Jamás volví a tocar un lienzo, ni una simple hoja. Allí acabó el color y esa afición con la que había crecido. Años más tarde llegué por un cúmulo de casualidades a visitar la isla. Me sorprendió cómo aquel paisaje de Timanfaya se parecía tanto al cuadro que aún guardaba, si exceptuamos que yo había adornado las faldas del volcán con strelitzias de las que Lela tenía plantadas en su jardín.

En Lanzarote conocí por primera vez lo que es querer y sentirse querido. Descubrí que el amor es antónimo del egoísmo. El cuadro se lo regalé a esa persona. A los 14 meses llegué con mi coche cargado de cajas y la ilusión de estar en el sitio que había soñado desde pequeño. En un paisaje tan fuera de este mundo que hacía a la gente feliz, lejos de las miserias de la Tierra.

En Lanzarote lloré de agotamiento por el duro trabajo, me emborraché por primera vez para olvidar, recibí allí la peor noticia de mi vida, cuando la muerte te arranca a quien te vio nacer y que nunca imaginaste que faltaría.

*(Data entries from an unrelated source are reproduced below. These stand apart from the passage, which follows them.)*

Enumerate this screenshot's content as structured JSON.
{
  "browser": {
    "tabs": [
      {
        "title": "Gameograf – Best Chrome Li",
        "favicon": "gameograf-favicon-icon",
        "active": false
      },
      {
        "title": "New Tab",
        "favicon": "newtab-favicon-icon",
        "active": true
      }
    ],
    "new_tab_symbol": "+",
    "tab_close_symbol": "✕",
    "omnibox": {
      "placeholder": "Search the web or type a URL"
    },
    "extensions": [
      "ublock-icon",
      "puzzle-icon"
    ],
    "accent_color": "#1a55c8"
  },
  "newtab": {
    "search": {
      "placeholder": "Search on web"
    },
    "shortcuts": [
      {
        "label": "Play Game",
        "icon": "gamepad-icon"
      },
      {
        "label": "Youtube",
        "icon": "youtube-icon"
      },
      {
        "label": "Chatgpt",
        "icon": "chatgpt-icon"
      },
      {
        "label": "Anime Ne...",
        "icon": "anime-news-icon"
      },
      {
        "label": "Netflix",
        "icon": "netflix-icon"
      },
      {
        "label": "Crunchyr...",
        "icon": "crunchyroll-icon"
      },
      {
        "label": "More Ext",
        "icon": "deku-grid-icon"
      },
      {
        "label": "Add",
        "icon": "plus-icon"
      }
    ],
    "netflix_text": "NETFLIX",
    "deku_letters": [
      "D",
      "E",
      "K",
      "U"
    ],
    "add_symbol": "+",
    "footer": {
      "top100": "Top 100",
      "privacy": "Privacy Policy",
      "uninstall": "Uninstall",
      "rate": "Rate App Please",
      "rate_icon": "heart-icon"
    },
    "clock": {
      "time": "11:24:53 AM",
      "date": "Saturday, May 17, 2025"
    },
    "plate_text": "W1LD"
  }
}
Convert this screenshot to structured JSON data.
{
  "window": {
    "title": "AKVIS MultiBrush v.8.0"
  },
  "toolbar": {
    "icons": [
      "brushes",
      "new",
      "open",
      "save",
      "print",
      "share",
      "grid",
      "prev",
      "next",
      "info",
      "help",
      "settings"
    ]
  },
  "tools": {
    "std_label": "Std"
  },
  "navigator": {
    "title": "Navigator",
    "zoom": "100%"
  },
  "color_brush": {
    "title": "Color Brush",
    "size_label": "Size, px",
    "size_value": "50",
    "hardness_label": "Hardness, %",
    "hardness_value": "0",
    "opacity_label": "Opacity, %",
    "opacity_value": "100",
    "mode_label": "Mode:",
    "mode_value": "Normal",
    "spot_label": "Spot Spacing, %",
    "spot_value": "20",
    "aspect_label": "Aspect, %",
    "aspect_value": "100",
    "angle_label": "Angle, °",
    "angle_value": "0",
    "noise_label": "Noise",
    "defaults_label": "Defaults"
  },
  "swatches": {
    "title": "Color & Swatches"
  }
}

En Lanzarote reí tanto que me dolía el estómago, allí oí una vez el silencio rodeado de remolinos de lava inerte y supe que los amigos son los que están al lado de tu cama cuando estás enfermo. Hoy en día la mayoría de los que puedo llamar con ese nombre siguen siendo de esa isla.

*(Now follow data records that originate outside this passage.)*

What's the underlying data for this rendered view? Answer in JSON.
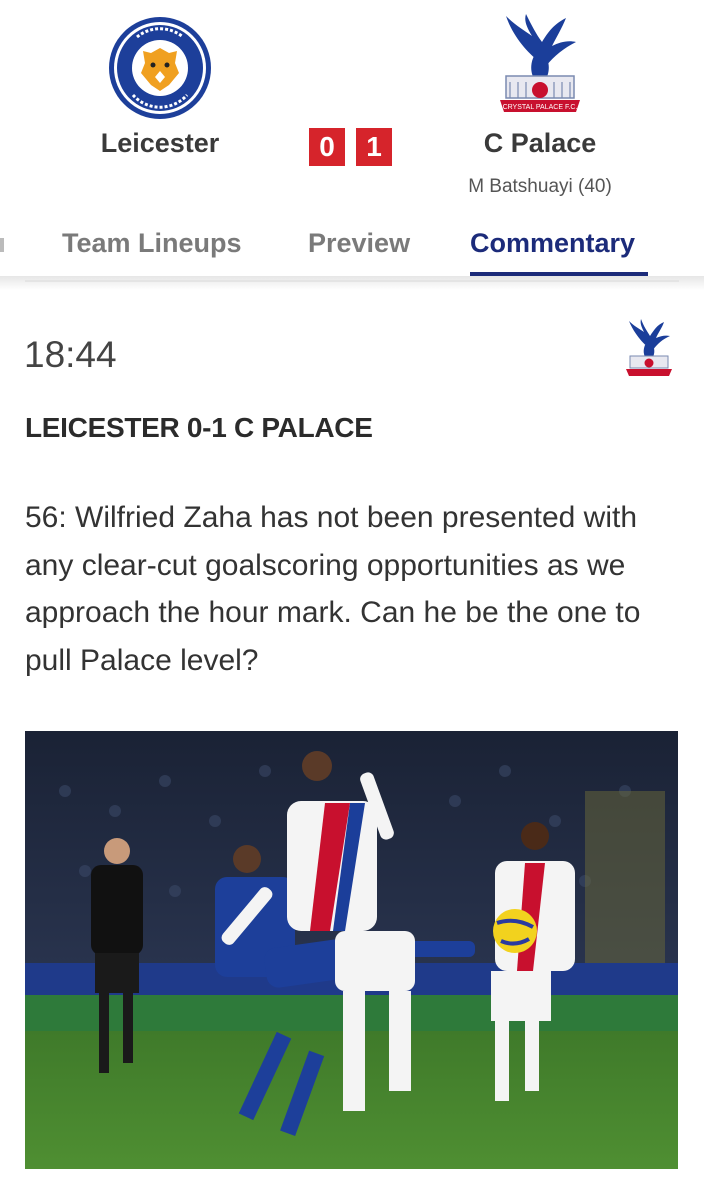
{
  "match": {
    "home": {
      "name": "Leicester",
      "score": "0",
      "crest": "leicester-city-fc-crest"
    },
    "away": {
      "name": "C Palace",
      "score": "1",
      "crest": "crystal-palace-fc-crest",
      "scorers": "M Batshuayi (40)"
    }
  },
  "tabs": [
    {
      "label": "Team Lineups"
    },
    {
      "label": "Preview"
    },
    {
      "label": "Commentary",
      "active": true
    }
  ],
  "entry": {
    "time": "18:44",
    "headline": "LEICESTER 0-1 C PALACE",
    "text": "56: Wilfried Zaha has not been presented with any clear-cut goalscoring opportunities as we approach the hour mark. Can he be the one to pull Palace level?",
    "team_badge": "crystal-palace-fc-crest",
    "photo": "match-action-photo"
  },
  "colors": {
    "accent": "#1c2b7a",
    "score_bg": "#d6242b",
    "leicester_blue": "#1d3f9a",
    "palace_red": "#c8102e"
  }
}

Retengo en mi retina el blanco de los muros recién lavados por el sereno de la mañana, la oscuridad inmensa del manto negro, el verde cansado de las farolas. Guardo en mis oídos el rasguño del rastrillo que peina el rofe, la sinfonía de gaviotas y el ronquido del mar iracundo enfadado con el volcán por haberle robado su espacio. Siento el calor de la arena de aquella playa a la que nadie llega. Huelo a salitre, me sabe a sandía de Manrique.

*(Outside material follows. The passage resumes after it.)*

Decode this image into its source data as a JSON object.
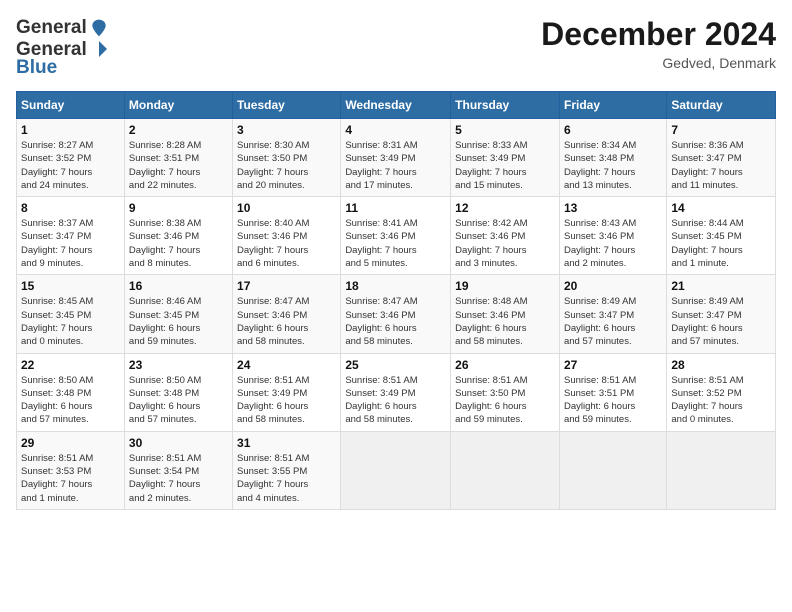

Cuatro años después me fui, quizás sabiendo que una parte de mí se quedaba dormida entre volcanes. No fue una despedida. Leí meses más tarde de marcharme a Madrid que el destino te va poniendo señales en el camino para orientarte, como pistas en un juego sin razón aparente. Vuelvo en pocos días, como tantas veces he hecho, a llenarme de ti. A quererte como se puede querer a alguien, Lanzarote. A compartir ese mundo irreal. No sé si aquel cuadro sigue guardando los colores del lápiz, pero ya no importa. Sólo fue la señal.